Tracing freedom
When my daughter’s fingertips met the Vietnam Wall, the true price of liberty came into focus.

“We owe them our freedoms.”
The following excerpt is part of today’s Dallas Morning News column:
“One of my most unforgettable moments as a parent happened Memorial Day weekend in 2017, when we took our daughters to Washington, D.C., for their first visit to the capital.
“Our itinerary was packed: White House tour, stops at the Washington Monument, the Martin Luther King Jr. Memorial and the U.S. Capitol, among others. We ate crab cakes and enjoyed soft serve while soaking in the National Memorial Day Parade, gawking at the Rolling Thunder motorcycle rally for POWs and MIAs, and marveling at the city’s patriotic pageantry.
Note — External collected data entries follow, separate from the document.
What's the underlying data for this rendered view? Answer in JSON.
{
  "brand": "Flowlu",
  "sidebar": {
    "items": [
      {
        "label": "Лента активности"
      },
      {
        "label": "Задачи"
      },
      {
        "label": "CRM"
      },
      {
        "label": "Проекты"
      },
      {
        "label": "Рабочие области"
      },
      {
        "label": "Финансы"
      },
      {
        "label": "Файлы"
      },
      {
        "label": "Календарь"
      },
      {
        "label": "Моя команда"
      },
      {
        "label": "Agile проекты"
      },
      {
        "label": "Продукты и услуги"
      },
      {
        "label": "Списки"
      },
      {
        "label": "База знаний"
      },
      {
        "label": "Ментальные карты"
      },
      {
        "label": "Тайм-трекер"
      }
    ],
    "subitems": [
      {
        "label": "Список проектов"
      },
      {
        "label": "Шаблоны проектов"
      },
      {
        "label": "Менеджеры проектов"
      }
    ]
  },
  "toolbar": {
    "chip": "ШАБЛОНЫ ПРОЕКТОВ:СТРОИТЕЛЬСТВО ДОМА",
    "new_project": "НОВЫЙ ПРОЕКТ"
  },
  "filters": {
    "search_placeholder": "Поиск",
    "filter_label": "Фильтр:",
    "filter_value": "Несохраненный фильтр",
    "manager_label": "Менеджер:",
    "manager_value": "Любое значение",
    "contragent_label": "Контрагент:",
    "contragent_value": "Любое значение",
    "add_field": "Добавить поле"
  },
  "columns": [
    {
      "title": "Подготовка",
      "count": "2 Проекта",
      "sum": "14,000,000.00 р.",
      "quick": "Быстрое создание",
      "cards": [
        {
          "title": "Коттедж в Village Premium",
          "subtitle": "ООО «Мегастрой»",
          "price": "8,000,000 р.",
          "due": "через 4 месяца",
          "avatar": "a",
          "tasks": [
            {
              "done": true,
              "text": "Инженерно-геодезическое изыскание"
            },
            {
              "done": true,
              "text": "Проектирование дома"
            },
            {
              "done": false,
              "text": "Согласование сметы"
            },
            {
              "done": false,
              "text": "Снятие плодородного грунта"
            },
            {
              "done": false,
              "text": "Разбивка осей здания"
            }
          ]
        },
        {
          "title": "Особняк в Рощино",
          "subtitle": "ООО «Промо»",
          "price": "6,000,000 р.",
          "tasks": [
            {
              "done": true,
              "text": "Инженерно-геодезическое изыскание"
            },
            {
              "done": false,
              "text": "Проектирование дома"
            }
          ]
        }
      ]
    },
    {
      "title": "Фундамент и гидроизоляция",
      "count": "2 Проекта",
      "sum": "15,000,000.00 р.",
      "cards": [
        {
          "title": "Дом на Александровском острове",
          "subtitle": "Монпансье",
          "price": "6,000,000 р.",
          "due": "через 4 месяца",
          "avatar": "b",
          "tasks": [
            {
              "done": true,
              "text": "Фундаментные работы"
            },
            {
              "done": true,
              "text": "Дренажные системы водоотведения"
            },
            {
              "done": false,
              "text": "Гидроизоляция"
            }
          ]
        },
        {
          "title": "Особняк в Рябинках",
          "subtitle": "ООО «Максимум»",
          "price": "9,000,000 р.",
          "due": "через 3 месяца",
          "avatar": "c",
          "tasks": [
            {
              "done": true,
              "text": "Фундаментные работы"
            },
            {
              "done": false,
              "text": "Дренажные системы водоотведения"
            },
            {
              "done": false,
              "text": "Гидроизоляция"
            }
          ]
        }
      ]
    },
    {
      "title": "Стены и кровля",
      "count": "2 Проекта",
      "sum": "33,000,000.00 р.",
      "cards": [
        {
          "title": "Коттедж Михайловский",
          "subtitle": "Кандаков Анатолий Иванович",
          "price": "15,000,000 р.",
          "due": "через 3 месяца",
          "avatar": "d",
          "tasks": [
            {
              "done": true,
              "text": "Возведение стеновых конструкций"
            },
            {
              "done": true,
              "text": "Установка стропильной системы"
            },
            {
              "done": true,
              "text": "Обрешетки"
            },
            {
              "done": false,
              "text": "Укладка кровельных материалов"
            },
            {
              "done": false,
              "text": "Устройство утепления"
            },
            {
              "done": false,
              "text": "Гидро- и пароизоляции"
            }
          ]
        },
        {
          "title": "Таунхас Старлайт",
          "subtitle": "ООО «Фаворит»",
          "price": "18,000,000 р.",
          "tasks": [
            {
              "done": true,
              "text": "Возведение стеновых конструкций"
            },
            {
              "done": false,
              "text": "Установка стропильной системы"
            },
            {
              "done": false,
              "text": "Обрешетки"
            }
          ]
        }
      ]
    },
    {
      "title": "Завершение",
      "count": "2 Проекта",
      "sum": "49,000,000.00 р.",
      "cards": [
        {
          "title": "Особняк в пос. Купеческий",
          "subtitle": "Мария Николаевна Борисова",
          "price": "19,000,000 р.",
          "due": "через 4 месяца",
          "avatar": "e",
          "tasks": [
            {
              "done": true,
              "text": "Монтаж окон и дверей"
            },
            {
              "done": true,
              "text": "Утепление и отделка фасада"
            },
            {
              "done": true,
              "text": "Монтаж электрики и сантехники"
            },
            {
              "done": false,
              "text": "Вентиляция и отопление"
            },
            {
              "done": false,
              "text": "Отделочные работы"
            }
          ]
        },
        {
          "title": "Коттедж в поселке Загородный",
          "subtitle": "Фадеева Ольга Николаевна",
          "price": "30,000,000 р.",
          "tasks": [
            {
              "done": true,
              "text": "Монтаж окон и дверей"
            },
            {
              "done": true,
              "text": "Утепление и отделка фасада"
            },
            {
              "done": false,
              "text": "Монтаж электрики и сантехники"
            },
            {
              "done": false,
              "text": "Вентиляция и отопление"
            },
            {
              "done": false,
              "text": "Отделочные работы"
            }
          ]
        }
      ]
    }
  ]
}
“But nothing stayed with me like the memorials to those who served and died in World War II, Korea and Vietnam. That’s where I felt most proud to be an American. And most heartbroken.
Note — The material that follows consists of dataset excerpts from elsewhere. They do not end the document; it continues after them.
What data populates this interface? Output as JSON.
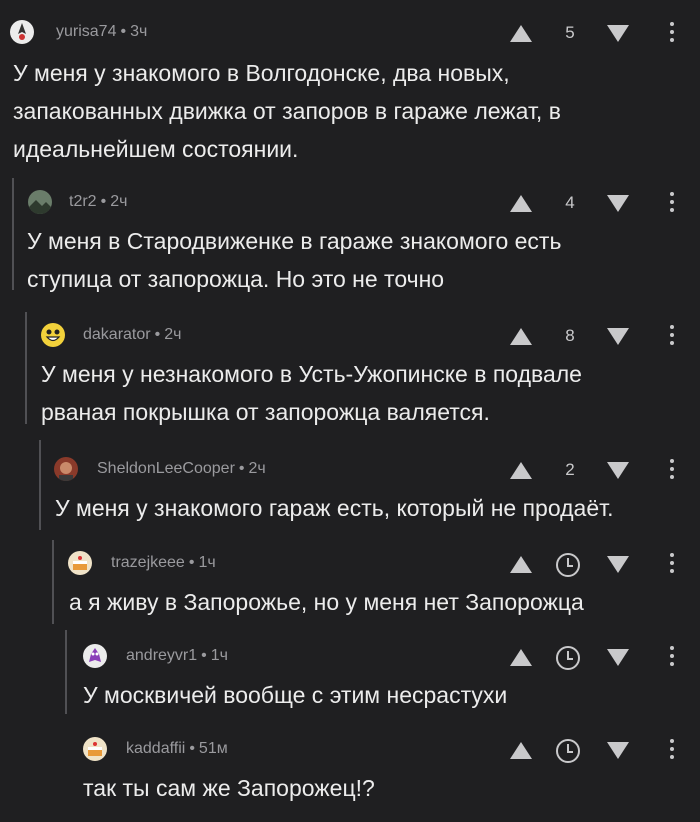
{
  "comments": [
    {
      "author": "yurisa74",
      "time": "3ч",
      "score": "5",
      "text_lines": [
        "У меня у знакомого в Волгодонске, два новых,",
        "запакованных движка от запоров в гараже лежат, в",
        "идеальнейшем состоянии."
      ],
      "avatar_icon": "rocket-avatar-icon"
    },
    {
      "author": "t2r2",
      "time": "2ч",
      "score": "4",
      "text_lines": [
        "У меня в Стародвиженке в гараже знакомого есть",
        "ступица от запорожца. Но это не точно"
      ],
      "avatar_icon": "landscape-avatar-icon"
    },
    {
      "author": "dakarator",
      "time": "2ч",
      "score": "8",
      "text_lines": [
        "У меня у незнакомого в Усть-Ужопинске в подвале",
        "рваная покрышка от запорожца валяется."
      ],
      "avatar_icon": "smiley-avatar-icon"
    },
    {
      "author": "SheldonLeeCooper",
      "time": "2ч",
      "score": "2",
      "text_lines": [
        "У меня у знакомого гараж есть, который не продаёт."
      ],
      "avatar_icon": "face-avatar-icon"
    },
    {
      "author": "trazejkeee",
      "time": "1ч",
      "score": "",
      "text_lines": [
        "а я живу в Запорожье, но у меня нет Запорожца"
      ],
      "avatar_icon": "cake-avatar-icon"
    },
    {
      "author": "andreyvr1",
      "time": "1ч",
      "score": "",
      "text_lines": [
        "У москвичей вообще с этим несрастухи"
      ],
      "avatar_icon": "purple-creature-avatar-icon"
    },
    {
      "author": "kaddaffii",
      "time": "51м",
      "score": "",
      "text_lines": [
        "так ты сам же Запорожец!?"
      ],
      "avatar_icon": "cake-avatar-icon"
    }
  ],
  "separator": "•"
}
“I wept as my eldest daughter, then 11, pressed her forehead to the Vietnam Veterans Memorial wall, then reached up, tracing the etched names with her fingers as if reading braille, honoring lives lost long before she was born.”
My baby girl is a high schooler no more
Proud of this beauty. Twelve done; four more to go. Hookem!
What I’m reading
Scarcity: The True Cost of Not Having Enough | Sendhil Mullainthan and Eldar Shafir
Scarcity isn’t just an economic concept—it’s a lens that colors every choice, from the bills we pay to the bite we skip at lunch. In Scarcity, Sendhil Mullainathan and Eldar Shafir unpack how feeling “not enough” hijacks our thinking, siphoning mental energy and steering us toward decisions that deepen the very shortages we fear.
Two points of interest:
Psychological deep dive. Mullainathan and Shafir show how a scarcity mindset—be it money, time, or calories—narrows our focus, drains willpower, and fuels a cycle of poor choices.
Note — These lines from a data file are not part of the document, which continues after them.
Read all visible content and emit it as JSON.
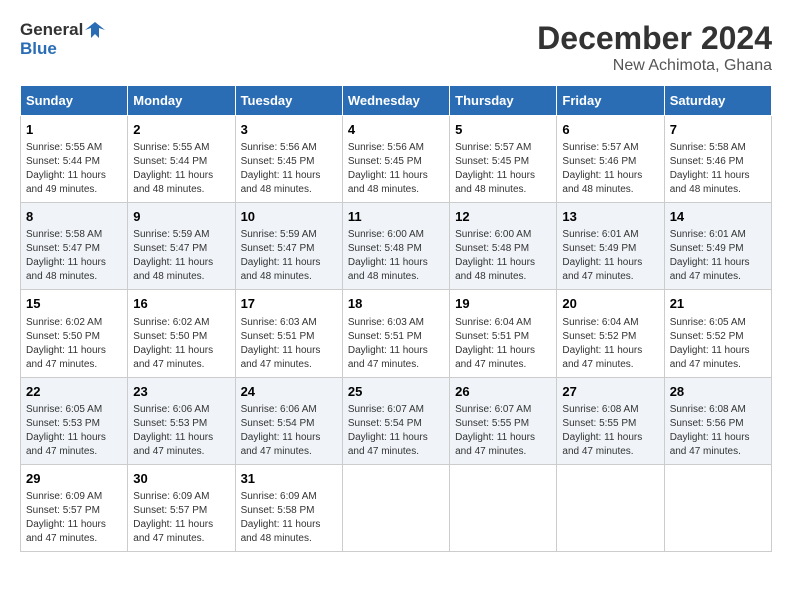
{
  "header": {
    "logo_line1": "General",
    "logo_line2": "Blue",
    "month": "December 2024",
    "location": "New Achimota, Ghana"
  },
  "columns": [
    "Sunday",
    "Monday",
    "Tuesday",
    "Wednesday",
    "Thursday",
    "Friday",
    "Saturday"
  ],
  "weeks": [
    [
      {
        "day": "1",
        "info": "Sunrise: 5:55 AM\nSunset: 5:44 PM\nDaylight: 11 hours\nand 49 minutes."
      },
      {
        "day": "2",
        "info": "Sunrise: 5:55 AM\nSunset: 5:44 PM\nDaylight: 11 hours\nand 48 minutes."
      },
      {
        "day": "3",
        "info": "Sunrise: 5:56 AM\nSunset: 5:45 PM\nDaylight: 11 hours\nand 48 minutes."
      },
      {
        "day": "4",
        "info": "Sunrise: 5:56 AM\nSunset: 5:45 PM\nDaylight: 11 hours\nand 48 minutes."
      },
      {
        "day": "5",
        "info": "Sunrise: 5:57 AM\nSunset: 5:45 PM\nDaylight: 11 hours\nand 48 minutes."
      },
      {
        "day": "6",
        "info": "Sunrise: 5:57 AM\nSunset: 5:46 PM\nDaylight: 11 hours\nand 48 minutes."
      },
      {
        "day": "7",
        "info": "Sunrise: 5:58 AM\nSunset: 5:46 PM\nDaylight: 11 hours\nand 48 minutes."
      }
    ],
    [
      {
        "day": "8",
        "info": "Sunrise: 5:58 AM\nSunset: 5:47 PM\nDaylight: 11 hours\nand 48 minutes."
      },
      {
        "day": "9",
        "info": "Sunrise: 5:59 AM\nSunset: 5:47 PM\nDaylight: 11 hours\nand 48 minutes."
      },
      {
        "day": "10",
        "info": "Sunrise: 5:59 AM\nSunset: 5:47 PM\nDaylight: 11 hours\nand 48 minutes."
      },
      {
        "day": "11",
        "info": "Sunrise: 6:00 AM\nSunset: 5:48 PM\nDaylight: 11 hours\nand 48 minutes."
      },
      {
        "day": "12",
        "info": "Sunrise: 6:00 AM\nSunset: 5:48 PM\nDaylight: 11 hours\nand 48 minutes."
      },
      {
        "day": "13",
        "info": "Sunrise: 6:01 AM\nSunset: 5:49 PM\nDaylight: 11 hours\nand 47 minutes."
      },
      {
        "day": "14",
        "info": "Sunrise: 6:01 AM\nSunset: 5:49 PM\nDaylight: 11 hours\nand 47 minutes."
      }
    ],
    [
      {
        "day": "15",
        "info": "Sunrise: 6:02 AM\nSunset: 5:50 PM\nDaylight: 11 hours\nand 47 minutes."
      },
      {
        "day": "16",
        "info": "Sunrise: 6:02 AM\nSunset: 5:50 PM\nDaylight: 11 hours\nand 47 minutes."
      },
      {
        "day": "17",
        "info": "Sunrise: 6:03 AM\nSunset: 5:51 PM\nDaylight: 11 hours\nand 47 minutes."
      },
      {
        "day": "18",
        "info": "Sunrise: 6:03 AM\nSunset: 5:51 PM\nDaylight: 11 hours\nand 47 minutes."
      },
      {
        "day": "19",
        "info": "Sunrise: 6:04 AM\nSunset: 5:51 PM\nDaylight: 11 hours\nand 47 minutes."
      },
      {
        "day": "20",
        "info": "Sunrise: 6:04 AM\nSunset: 5:52 PM\nDaylight: 11 hours\nand 47 minutes."
      },
      {
        "day": "21",
        "info": "Sunrise: 6:05 AM\nSunset: 5:52 PM\nDaylight: 11 hours\nand 47 minutes."
      }
    ],
    [
      {
        "day": "22",
        "info": "Sunrise: 6:05 AM\nSunset: 5:53 PM\nDaylight: 11 hours\nand 47 minutes."
      },
      {
        "day": "23",
        "info": "Sunrise: 6:06 AM\nSunset: 5:53 PM\nDaylight: 11 hours\nand 47 minutes."
      },
      {
        "day": "24",
        "info": "Sunrise: 6:06 AM\nSunset: 5:54 PM\nDaylight: 11 hours\nand 47 minutes."
      },
      {
        "day": "25",
        "info": "Sunrise: 6:07 AM\nSunset: 5:54 PM\nDaylight: 11 hours\nand 47 minutes."
      },
      {
        "day": "26",
        "info": "Sunrise: 6:07 AM\nSunset: 5:55 PM\nDaylight: 11 hours\nand 47 minutes."
      },
      {
        "day": "27",
        "info": "Sunrise: 6:08 AM\nSunset: 5:55 PM\nDaylight: 11 hours\nand 47 minutes."
      },
      {
        "day": "28",
        "info": "Sunrise: 6:08 AM\nSunset: 5:56 PM\nDaylight: 11 hours\nand 47 minutes."
      }
    ],
    [
      {
        "day": "29",
        "info": "Sunrise: 6:09 AM\nSunset: 5:57 PM\nDaylight: 11 hours\nand 47 minutes."
      },
      {
        "day": "30",
        "info": "Sunrise: 6:09 AM\nSunset: 5:57 PM\nDaylight: 11 hours\nand 47 minutes."
      },
      {
        "day": "31",
        "info": "Sunrise: 6:09 AM\nSunset: 5:58 PM\nDaylight: 11 hours\nand 48 minutes."
      },
      {
        "day": "",
        "info": ""
      },
      {
        "day": "",
        "info": ""
      },
      {
        "day": "",
        "info": ""
      },
      {
        "day": "",
        "info": ""
      }
    ]
  ]
}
Real-world fixes. From payday-loan reforms to menu redesigns, the authors map “band-aid” nudges (simple prompts to break the tunnel vision) and “cure” strategies (structural changes that replenish bandwidth) to help individuals and institutions escape scarcity’s trap.
In a nutshell
When we believe we lack, our brains switch into survival mode, and the costs are high. Scarcity illuminates how small, strategic tweaks to our environments—smarter incentives, clearer defaults, targeted support—can restore mental bandwidth and unlock better outcomes at scale. Full review forthcoming.